Dans Sur la télévision, Pierre Bourdieu observait en 1996 que les médias formaient un « quatrième pouvoir ». Ils ne se contentent pas de transmettre l’information : ils hiérarchisent les événements, fabriquent l’agenda, définissent ce qui compte et ce qui ne compte pas. Derrière la neutralité, il y a toujours des choix. Et ces choix sont politiques.
Comme le souligne le politologue Oscar Mazzoleni : « La modération journalistique peut jouer un rôle actif, et pas juste se limiter à donner la parole à la diversité des opinions. » Ce rôle actif est d’autant plus crucial dans le contexte actuel, alors que la votation sur la redevance (« 200 francs ça suffit ») remet en question la fonction et la légitimité du service public audiovisuel. La tentation de « dédiaboliser » certains extrêmes, sous prétexte de pluralisme, n’est pas anodine : pendant longtemps, les figures de partis d’extrême droite étaient exclues des plateaux. Aujourd’hui, la fenêtre d’Overton s’est déplacée, et certaines positions autrefois marginales sont devenues audibles.
Garantir une pluralité des opinions ne signifie pas pour autant renoncer à distinguer les motivations des personnes qui les portent. Ou comme le rappelle Oscar Mazzoleni : « donner la parole à qui accepte l’opinion de l’adversaire n’est pas la même chose que donner la parole à qui considère l’adversaire comme un ennemi. À ce titre, inviter un représentant UDC au Conseil fédéral n’est pas la même chose qu’inviter un jeune militant de Junge Tat. »
Aline Jacottet ajoute : « Les citations racistes, antisémites ou haineuses n’ont leur place dans nos pages que lorsqu’il s’agit d’en expliquer l’impact dévastateur à nos lecteurs. Nous avons publié par exemple un portrait du ministre israélien d’extrême droite Bezalel Smotrich. Rapporter ses propos permet de comprendre le personnage et sa politique. » La ligne de crête est étroite : contextualiser sans normaliser. « L’autocensure et la pseudo-neutralité ne sont pas une bonne manière de faire du journalisme démocratique », insiste Oscar Mazzoleni.
On peut ainsi avancer que la qualité d’un article, d’un rapport ou d’une recherche repose moins sur la distance affichée que sur la rigueur méthodologique – diversité et croisement des sources, transparence, vérification, reconnaissance de ses limites. Un travail solide assumera ses partis pris en les rendant visibles. Dans ce cadre, l’engagement devient une force : il nourrit la recherche, aiguise le questionnement, pousse à la précision.

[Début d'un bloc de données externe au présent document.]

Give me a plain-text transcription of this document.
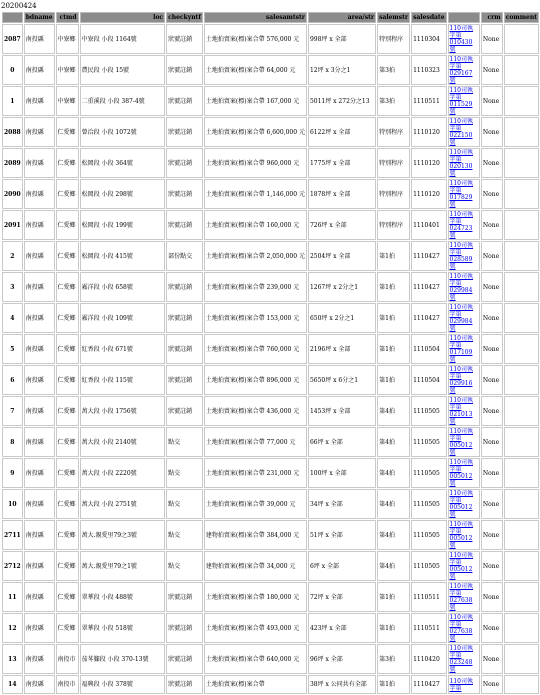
20200424
	bdname	ctmd	loc	checkyntf	salesamtstr	area/str	salemstr	salesdate		crm	comment
2087	南投縣	中寮鄉	中寮段 小段 1164號	狀號註銷	土地拍賣案(標)案合帶 576,000 元	998坪 x 全部	特別程序	1110304	110司執字第010430號	None	
0	南投縣	中寮鄉	農民段 小段 15號	狀號註銷	土地拍賣案(標)案合帶 64,000 元	12坪 x 3分之1	第3拍	1110323	110司執字第029167號	None	
1	南投縣	中寮鄉	二重溪段 小段 387-4號	狀號註銷	土地拍賣案(標)案合帶 167,000 元	5011坪 x 272分之13	第3拍	1110511	110司執字第011529號	None	
2088	南投縣	仁愛鄉	曾洽段 小段 1072號	狀號註銷	土地拍賣案(標)案合帶 6,600,000 元	6122坪 x 全部	特別程序	1110120	110司執字第022150號	None	
2089	南投縣	仁愛鄉	松岡段 小段 364號	狀號註銷	土地拍賣案(標)案合帶 960,000 元	1775坪 x 全部	特別程序	1110120	110司執字第020130號	None	
2090	南投縣	仁愛鄉	松岡段 小段 298號	狀號註銷	土地拍賣案(標)案合帶 1,146,000 元	1878坪 x 全部	特別程序	1110120	110司執字第017829號	None	
2091	南投縣	仁愛鄉	松岡段 小段 199號	狀號註銷	土地拍賣案(標)案合帶 160,000 元	726坪 x 全部	特別程序	1110401	110司執字第024723號	None	
2	南投縣	仁愛鄉	松岡段 小段 415號	部份點交	土地拍賣案(標)案合帶 2,050,000 元	2504坪 x 全部	第1拍	1110427	110司執字第028589號	None	
3	南投縣	仁愛鄉	霧洋段 小段 658號	狀號註銷	土地拍賣案(標)案合帶 239,000 元	1267坪 x 2分之1	第1拍	1110427	110司執字第029984號	None	
4	南投縣	仁愛鄉	霧洋段 小段 109號	狀號註銷	土地拍賣案(標)案合帶 153,000 元	650坪 x 2分之1	第1拍	1110427	110司執字第029984號	None	
5	南投縣	仁愛鄉	紅香段 小段 671號	狀號註銷	土地拍賣案(標)案合帶 760,000 元	2196坪 x 全部	第1拍	1110504	110司執字第017109號	None	
6	南投縣	仁愛鄉	紅香段 小段 115號	狀號註銷	土地拍賣案(標)案合帶 896,000 元	5650坪 x 6分之1	第1拍	1110504	110司執字第029916號	None	
7	南投縣	仁愛鄉	萬大段 小段 1756號	狀號註銷	土地拍賣案(標)案合帶 436,000 元	1453坪 x 全部	第4拍	1110505	110司執字第021013號	None	
8	南投縣	仁愛鄉	萬大段 小段 2140號	點交	土地拍賣案(標)案合帶 77,000 元	66坪 x 全部	第4拍	1110505	110司執字第005012號	None	
9	南投縣	仁愛鄉	萬大段 小段 2220號	點交	土地拍賣案(標)案合帶 231,000 元	100坪 x 全部	第4拍	1110505	110司執字第005012號	None	
10	南投縣	仁愛鄉	萬大段 小段 2751號	點交	土地拍賣案(標)案合帶 39,000 元	34坪 x 全部	第4拍	1110505	110司執字第005012號	None	
2711	南投縣	仁愛鄉	萬大.親愛里79之3號	點交	建物拍賣案(標)案合帶 384,000 元	51坪 x 全部	第4拍	1110505	110司執字第005012號	None	
2712	南投縣	仁愛鄉	萬大.親愛里79之1號	點交	建物拍賣案(標)案合帶 34,000 元	6坪 x 全部	第4拍	1110505	110司執字第005012號	None	
11	南投縣	仁愛鄉	翠華段 小段 488號	狀號註銷	土地拍賣案(標)案合帶 180,000 元	72坪 x 全部	第1拍	1110511	110司執字第027638號	None	
12	南投縣	仁愛鄉	翠華段 小段 518號	狀號註銷	土地拍賣案(標)案合帶 493,000 元	423坪 x 全部	第1拍	1110511	110司執字第027638號	None	
13	南投縣	南投市	茄苳腳段 小段 370-13號	狀號註銷	土地拍賣案(標)案合帶 640,000 元	96坪 x 全部	第3拍	1110420	110司執字第023248號	None	
14	南投縣	南投市	福興段 小段 378號	狀號註銷	土地拍賣案(標)案合帶	38坪 x 公同共有全部	第1拍	1110427	110司執字第	None	
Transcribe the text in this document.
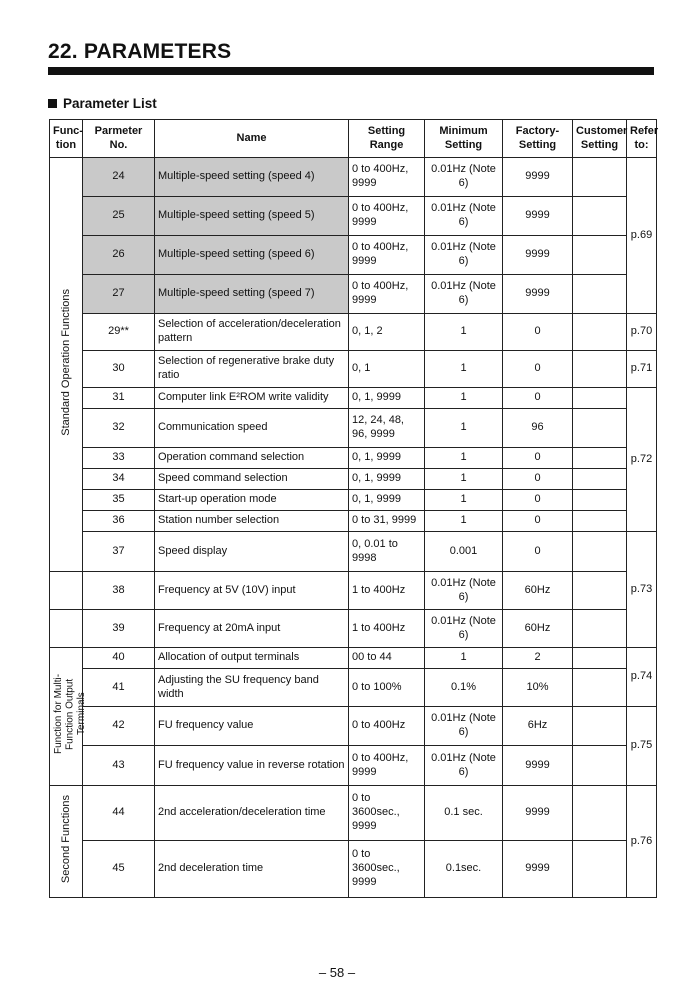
22. PARAMETERS
Parameter List
Func-tion	Parmeter No.	Name	Setting Range	Minimum Setting	Factory-Setting	Customer Setting	Refer to:
Standard Operation Functions	24	Multiple-speed setting (speed 4)	0 to 400Hz, 9999	0.01Hz (Note 6)	9999		p.69
	25	Multiple-speed setting (speed 5)	0 to 400Hz, 9999	0.01Hz (Note 6)	9999		
	26	Multiple-speed setting (speed 6)	0 to 400Hz, 9999	0.01Hz (Note 6)	9999		
	27	Multiple-speed setting (speed 7)	0 to 400Hz, 9999	0.01Hz (Note 6)	9999		
	29**	Selection of acceleration/deceleration pattern	0, 1, 2	1	0		p.70
	30	Selection of regenerative brake duty ratio	0, 1	1	0		p.71
	31	Computer link E²ROM write validity	0, 1, 9999	1	0		p.72
	32	Communication speed	12, 24, 48, 96, 9999	1	96		
	33	Operation command selection	0, 1, 9999	1	0		
	34	Speed command selection	0, 1, 9999	1	0		
	35	Start-up operation mode	0, 1, 9999	1	0		
	36	Station number selection	0 to 31, 9999	1	0		
	37	Speed display	0, 0.01 to 9998	0.001	0		p.73
	38	Frequency at 5V (10V) input	1 to 400Hz	0.01Hz (Note 6)	60Hz		
	39	Frequency at 20mA input	1 to 400Hz	0.01Hz (Note 6)	60Hz		
Function for Multi-Function Output Terminals	40	Allocation of output terminals	00 to 44	1	2		p.74
	41	Adjusting the SU frequency band width	0 to 100%	0.1%	10%		
	42	FU frequency value	0 to 400Hz	0.01Hz (Note 6)	6Hz		p.75
	43	FU frequency value in reverse rotation	0 to 400Hz, 9999	0.01Hz (Note 6)	9999		
Second Functions	44	2nd acceleration/deceleration time	0 to 3600sec., 9999	0.1 sec.	9999		p.76
	45	2nd deceleration time	0 to 3600sec., 9999	0.1sec.	9999		
– 58 –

Aline Jacottet insiste toutefois sur l’exigence d’objectivité dans la pratique du métier : « Le vrai engagement auquel nous devons nous tenir, c’est d’exposer les faits et d’expliquer la complexité de la réalité. Le journalisme n’est pas du militantisme. Oui, nous sommes engagés, mais c’est au service du lecteur et de sa compréhension du monde. Si la description exacte de la réalité fait évoluer les choses, c’est un effet collatéral. »
Si cette distinction ne suffit pas à clore le débat, elle traduit en revanche une conception exigeante du métier : un équilibre entre méthode et responsabilité. Mais elle interroge aussi sa définition, qui suppose que la seule manière de faire consiste à effacer les points de vue individuels. Reste à savoir si cette démarche suffira à protéger le journalisme des rapports de force politiques et symboliques qu’il reproduit parfois.